Then Gandil hit his two-run single, and Faber took over from there: a 4-2 win. Check out the box score and play-by-play. And the Series summary.

Afterward, Charles A. Comiskey said: “The White Sox once more are champions of the world and I feel as if nothing in baseball matters from now on.”

And the Tribune’s James Crusinberry wrote: “Even the electric signs along the gay white way seem dim tonight! New York has had a blow that made it sick. A bombardment from German flyers couldn’t have done much more damage. New York was so sick it didn’t even fight.”
“It is calm tonight from Harlem to Bowling Green, and if one stands at Forty-second street and Broadway, one might think one was in Evanston, for all New York is sick. The only live persons in town are the few from Chicago who are marching on the sidewalks and pushing all the citizens into the new subway excavation.”

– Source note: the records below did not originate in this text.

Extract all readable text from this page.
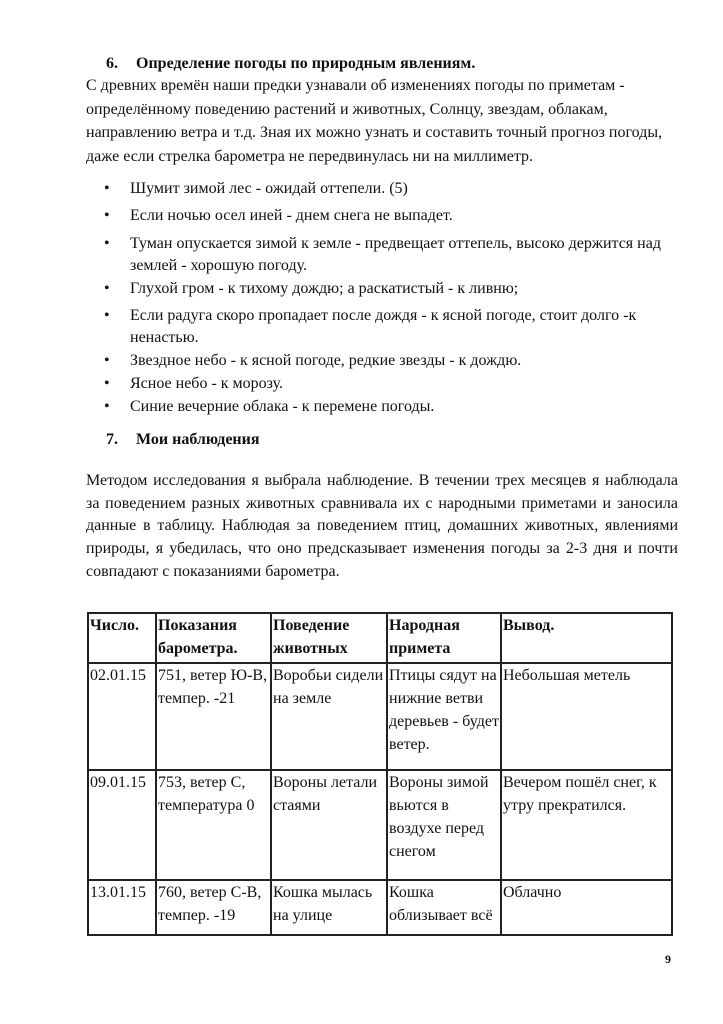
6. Определение погоды по природным явлениям.
С древних времён наши предки узнавали об изменениях погоды по приметам - определённому поведению растений и животных, Солнцу, звездам, облакам, направлению ветра и т.д. Зная их можно узнать и составить точный прогноз погоды, даже если стрелка барометра не передвинулась ни на миллиметр.
• Шумит зимой лес - ожидай оттепели. (5)
• Если ночью осел иней - днем снега не выпадет.
• Туман опускается зимой к земле - предвещает оттепель, высоко держится над землей - хорошую погоду.
• Глухой гром - к тихому дождю; а раскатистый - к ливню;
• Если радуга скоро пропадает после дождя - к ясной погоде, стоит долго -к ненастью.
• Звездное небо - к ясной погоде, редкие звезды - к дождю.
• Ясное небо - к морозу.
• Синие вечерние облака - к перемене погоды.
7. Мои наблюдения
Методом исследования я выбрала наблюдение. В течении трех месяцев я наблюдала за поведением разных животных сравнивала их с народными приметами и заносила данные в таблицу. Наблюдая за поведением птиц, домашних животных, явлениями природы, я убедилась, что оно предсказывает изменения погоды за 2-3 дня и почти совпадают с показаниями барометра.
Число.	Показания барометра.	Поведение животных	Народная примета	Вывод.
02.01.15	751, ветер Ю-В, темпер. -21	Воробьи сидели на земле	Птицы сядут на нижние ветви деревьев - будет ветер.	Небольшая метель
09.01.15	753, ветер С, температура 0	Вороны летали стаями	Вороны зимой вьются в воздухе перед снегом	Вечером пошёл снег, к утру прекратился.
13.01.15	760, ветер С-В, темпер. -19	Кошка мылась на улице	Кошка облизывает всё	Облачно
9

And, in his “In the Wake of the News” feature, Ring Lardner attempted his own (satirical) game summary from Chicago. The bottom of the ninth: “McGraw substituted Sallee as pinch hitter for Burns. He doubled. Herzog re-doubled and was set four tricks. The Kaiser batted for Kauff and hit into a quadruple play, Serbia to France to England to Wilson. No runs.
“The seventh game of the series will be played tomorrow at Petrograd, and the admission will be free, as it should have been all the time.”